New England’s AYP for the year is 6.8; Denver’s is 4.6. New England outscored its opponents by more
than ten points per game; Denver outscored its opponents by 3 ½. It is true that Denver’s pass defense is
superior, but overall the game lines up as a mere speed bump on New England’s
path to yet another Superbowl. Lay the
points.
(Technology note: every time I use the word “superbowl,” my
spell-checker tries to correct it to “superb owl.”)
Arizona @ Carolina (-3)
I pretty much told you where I was going on this one in
previous posts. Arizona’s AYP for the
season was 7.5, the highest in football.
Carolina’s was 6.0. Arizona’s
point differential was 13.7 per game, which was three points better than the
second-best team (Carolina). I must take
the three points here and bet Arizona.
Having said all that, however, you would have to be a fool
not to notice what Carolina did to Seattle because it is precisely what a
Superbowl champ is supposed to do.
Seattle is a good team. They were
the guys “nobody wanted to play.” The
Panthers, however, forced the Seahawks to disrobe, hoisted the Seattle
pantaloons up the stadium flagpole, said bad things about the Seattle players’
mothers, smacked their bottoms with wooden paddles and then, just when they
were about to sodomize them, got bored and decided to run out the clock
instead. It is true that Carolina took
its foot off the gas pedal once the score was 31 – 0, but it’s hard to blame
them for losing interest when the game is basically over with ten minutes left
in the first half. Despite the Seattle “comeback,”

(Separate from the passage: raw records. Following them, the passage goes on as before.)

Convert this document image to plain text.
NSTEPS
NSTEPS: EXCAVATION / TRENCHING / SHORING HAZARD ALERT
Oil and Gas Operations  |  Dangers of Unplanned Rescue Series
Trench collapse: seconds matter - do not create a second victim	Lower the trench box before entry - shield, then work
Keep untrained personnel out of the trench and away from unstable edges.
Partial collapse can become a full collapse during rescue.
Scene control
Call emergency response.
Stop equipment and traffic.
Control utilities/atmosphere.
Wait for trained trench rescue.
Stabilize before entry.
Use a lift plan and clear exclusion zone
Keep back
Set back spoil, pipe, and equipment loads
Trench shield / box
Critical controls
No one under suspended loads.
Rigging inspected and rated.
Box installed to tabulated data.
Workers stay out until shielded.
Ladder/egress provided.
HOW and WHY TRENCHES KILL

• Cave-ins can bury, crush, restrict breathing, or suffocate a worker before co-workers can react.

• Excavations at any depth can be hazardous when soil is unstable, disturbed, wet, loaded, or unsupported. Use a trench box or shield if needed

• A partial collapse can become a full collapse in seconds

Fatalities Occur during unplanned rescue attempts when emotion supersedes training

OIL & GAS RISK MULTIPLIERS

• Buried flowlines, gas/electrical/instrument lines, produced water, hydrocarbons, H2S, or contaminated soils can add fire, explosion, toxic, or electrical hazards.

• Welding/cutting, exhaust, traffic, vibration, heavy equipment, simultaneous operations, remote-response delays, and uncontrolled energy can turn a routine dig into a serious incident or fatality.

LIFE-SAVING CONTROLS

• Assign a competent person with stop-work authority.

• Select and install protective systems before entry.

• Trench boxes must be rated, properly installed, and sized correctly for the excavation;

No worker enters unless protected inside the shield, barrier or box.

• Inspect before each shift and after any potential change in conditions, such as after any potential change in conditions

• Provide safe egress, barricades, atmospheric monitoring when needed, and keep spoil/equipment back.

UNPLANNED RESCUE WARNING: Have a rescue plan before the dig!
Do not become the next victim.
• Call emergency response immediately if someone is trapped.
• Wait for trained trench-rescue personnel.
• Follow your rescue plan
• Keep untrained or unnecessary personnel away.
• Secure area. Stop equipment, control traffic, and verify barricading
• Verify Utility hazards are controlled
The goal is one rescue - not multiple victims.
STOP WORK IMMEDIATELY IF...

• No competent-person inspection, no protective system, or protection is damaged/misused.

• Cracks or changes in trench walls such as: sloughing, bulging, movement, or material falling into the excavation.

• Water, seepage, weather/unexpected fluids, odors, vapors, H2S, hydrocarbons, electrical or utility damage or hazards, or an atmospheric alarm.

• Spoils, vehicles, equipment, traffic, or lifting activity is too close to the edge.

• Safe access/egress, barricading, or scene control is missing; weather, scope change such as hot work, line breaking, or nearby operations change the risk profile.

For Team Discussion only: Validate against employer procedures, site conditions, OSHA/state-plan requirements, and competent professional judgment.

they were never really in danger of winning the game.
(By the way…. If you
are losing 31 – 0 in the second half, and you score a touchdown, do you calmly
line up to kick an extra point, or do you go for two on the theory that you
need to try for every point you can possibly get? Just sayin’.)
And in the other game?
Well, one has to be concerned about the deer-in-the-headlights look of
Carson Palmer throughout much of the contest, and Arizona’s inability to
dispatch an inferior Packers team until after sixty minutes had elapsed.
A sane man can be forgiven for thinking Carolina, playing in
Carolina, is correctly favored in this game, and that they will roll over the
Cardinals. Well, who are you going to
believe---my numbers or your lying eyes?